Marissa McNamara teaches English composition and creative writing at Georgia State University and in Georgia prisons and has taught at the San Miguel Writers’ Conference and Literary Festival. She is also a contributing poetry editor for The Chattahoochee Review. Her work has appeared in several publications including the anthologies On Our Own and My Body My Words and the journals RATTLE, Assisi, Medical Literary Messenger, StorySouth, Muse/A, Memoir Magazine, The Cortland Review, and Amsterdam Quarterly.


Goal

Slashing today at run-ons and comma splices

I am a knight facing the enemy,

their papers armies to defeat. I shake my head

from on high, wondering at their words

that explain how the king so loved the queen

that he put her on a pedal stool,

but she took him for granite,


and try to remember that they have their own

unrequited loves, fathers who have left,

addicted sisters, cars that don’t run.

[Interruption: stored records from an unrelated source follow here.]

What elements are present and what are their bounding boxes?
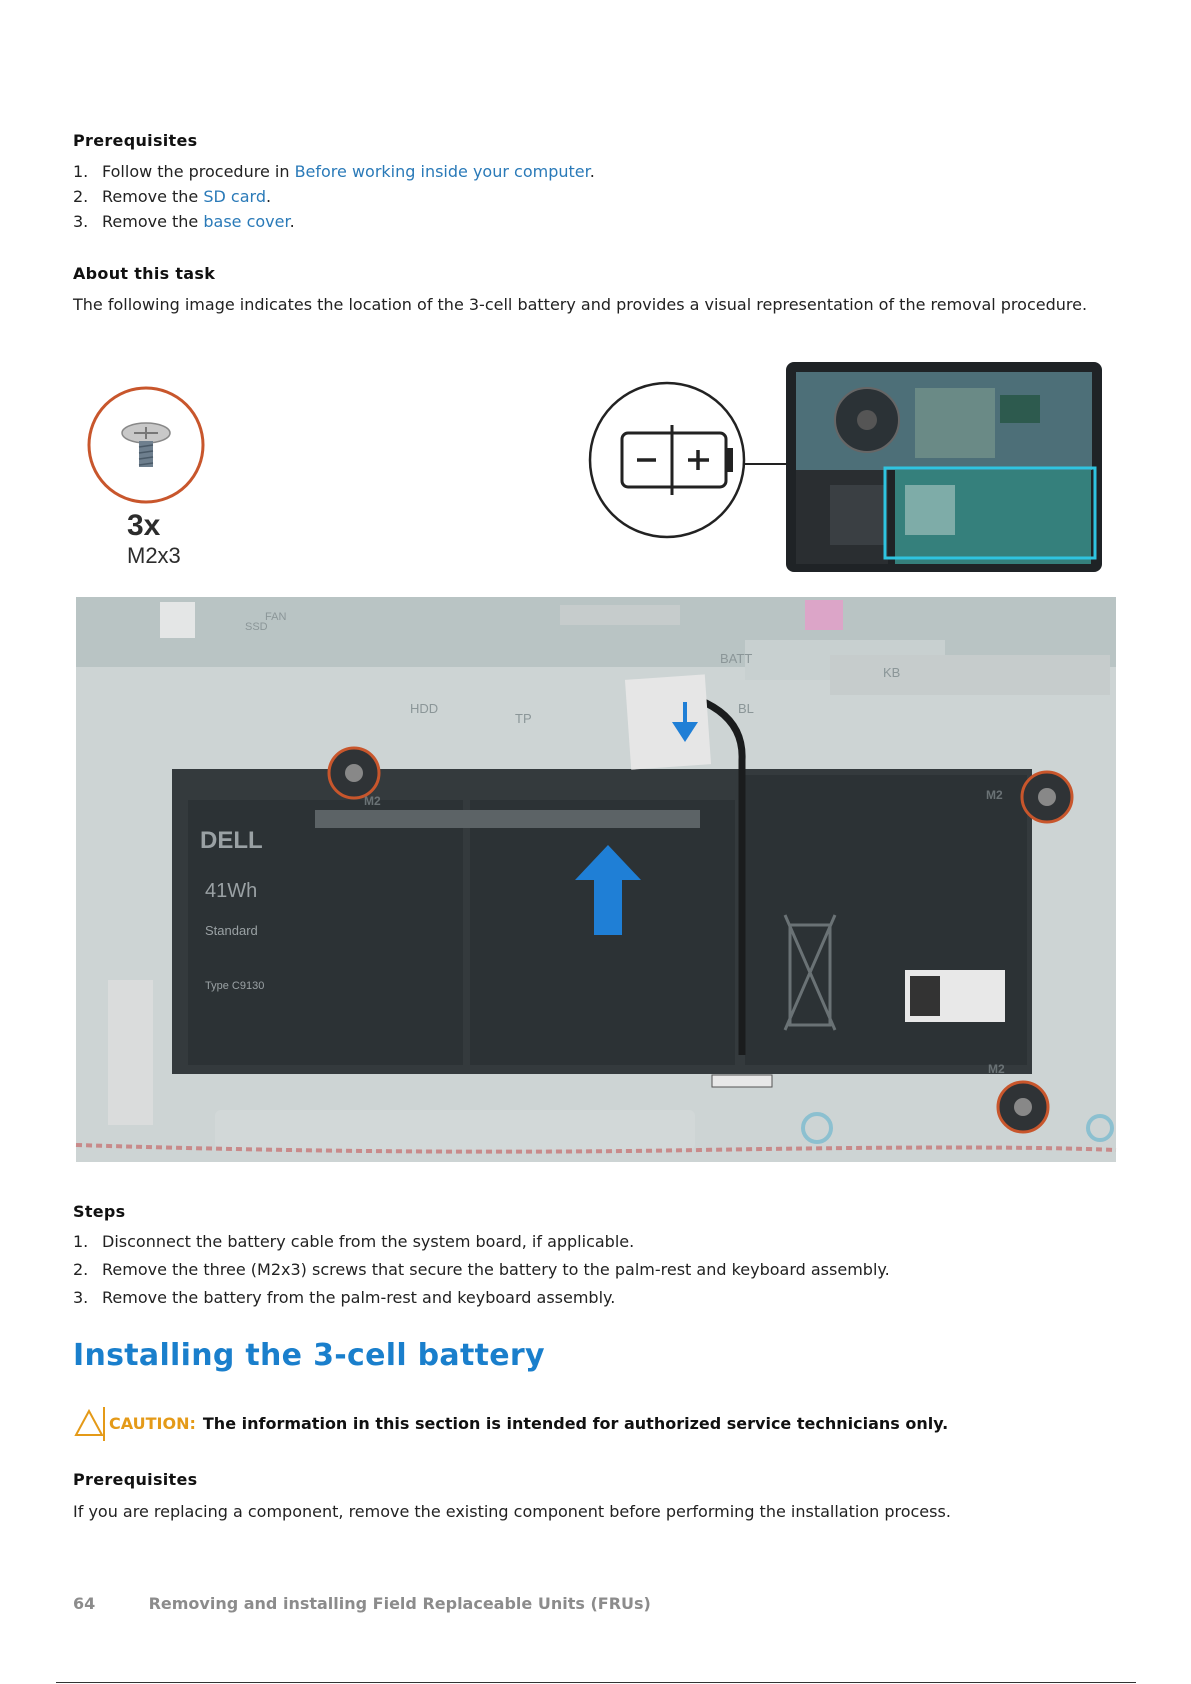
screw-count: 3x xyxy=(127,509,161,542)
warning-triangle-icon xyxy=(73,1405,109,1441)
board-label: BATT xyxy=(720,651,753,666)
screw-label: M2 xyxy=(986,788,1003,802)
step-text: Remove the battery from the palm-rest and keyboard assembly. xyxy=(102,1288,616,1307)
list-item: 2. Remove the SD card. xyxy=(73,184,595,209)
prerequisites-heading: Prerequisites xyxy=(73,131,198,150)
footer-rule xyxy=(56,1682,1136,1683)
screw-label: M2 xyxy=(988,1062,1005,1076)
base-cover-link[interactable]: base cover xyxy=(203,212,290,231)
step-text: Remove the three (M2x3) screws that secure the battery to the palm-rest and keyboard assembly. xyxy=(102,1260,890,1279)
about-text: The following image indicates the location of the 3-cell battery and provides a visual representation of the removal procedure. xyxy=(73,295,1088,314)
page-number: 64 xyxy=(73,1594,96,1613)
list-item: 2. Remove the three (M2x3) screws that secure the battery to the palm-rest and keyboard assembly. xyxy=(73,1260,890,1279)
about-heading: About this task xyxy=(73,264,216,283)
board-label: SSD xyxy=(245,621,268,633)
steps-list xyxy=(73,1229,890,1313)
battery-capacity: 41Wh xyxy=(205,880,258,902)
before-working-link[interactable]: Before working inside your computer xyxy=(294,162,590,181)
page-footer xyxy=(73,1594,651,1613)
list-item: 3. Remove the battery from the palm-rest and keyboard assembly. xyxy=(73,1288,616,1307)
caution-label: CAUTION: xyxy=(109,1413,196,1433)
battery-brand: DELL xyxy=(200,827,263,854)
board-label: HDD xyxy=(410,701,439,716)
sd-card-link[interactable]: SD card xyxy=(203,187,266,206)
section-title: Installing the 3-cell battery xyxy=(73,1338,545,1373)
screw-type: M2x3 xyxy=(127,543,181,568)
battery-type: Type C9130 xyxy=(205,980,265,992)
battery-standard: Standard xyxy=(205,923,258,938)
list-number: 2. xyxy=(73,187,89,206)
step-text: Disconnect the battery cable from the system board, if applicable. xyxy=(102,1232,635,1251)
board-label: TP xyxy=(515,711,532,726)
board-label: KB xyxy=(883,665,901,680)
list-number: 3. xyxy=(73,212,89,231)
caution-note xyxy=(73,1405,948,1441)
screw-callout xyxy=(89,388,203,502)
list-item: 1. Follow the procedure in Before working inside your computer. xyxy=(73,159,595,184)
list-number: 1. xyxy=(73,162,89,181)
screw-label: M2 xyxy=(364,794,381,808)
list-item: 3. Remove the base cover. xyxy=(73,209,595,234)
laptop-overview xyxy=(786,362,1102,572)
battery-photo xyxy=(76,597,1116,1162)
board-label: BL xyxy=(738,701,754,716)
install-prerequisites-text: If you are replacing a component, remove the existing component before performing the installation process. xyxy=(73,1502,951,1521)
chapter-title: Removing and installing Field Replaceable Units (FRUs) xyxy=(148,1594,651,1613)
install-prerequisites-heading: Prerequisites xyxy=(73,1470,198,1489)
list-item: 1. Disconnect the battery cable from the system board, if applicable. xyxy=(73,1232,635,1251)
board-label: FAN xyxy=(265,611,287,623)
steps-heading: Steps xyxy=(73,1202,126,1221)
caution-text: The information in this section is intended for authorized service technicians only. xyxy=(202,1413,949,1433)
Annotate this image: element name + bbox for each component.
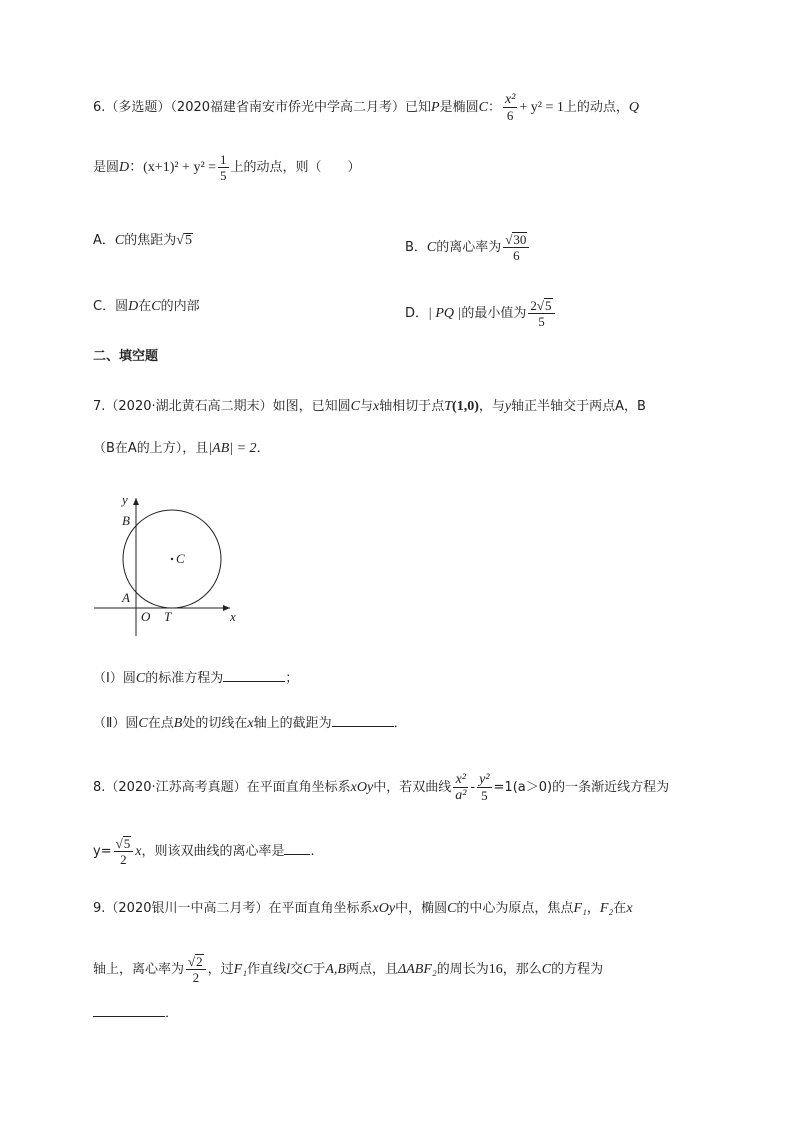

Maybe

they are typing after third shift,

the baby just waking when they return home,

time only to feed her, to bounce her on a knee

while trying to type the right words,

the ones they think I want.


When I was six, the coach drew X’s

on the chalkboard, a goal box at either end

and arrows showing which way to run.

We practiced passing the black and white ball,

the one that came to me on that day when my father,

who had fastened my shin pads

and my tied my cleats with double knots,

cheered me on from the sidelines

as I dribbled back and forth down the field

just like I’d practiced. I felt the crowd’s heat, heard

the roar of 10,000 parents. Before the goal box

I stopped, swung my cleat and heard the words--

Run the other way! Kick it the other way!

The other way!


I lift my pen, hold my slashes and read

about the Lears, Henry V, Queen Hermione.

Sometimes I remember that grammar

means very little. That it is the story

that matters, the fact that they kicked the ball at all.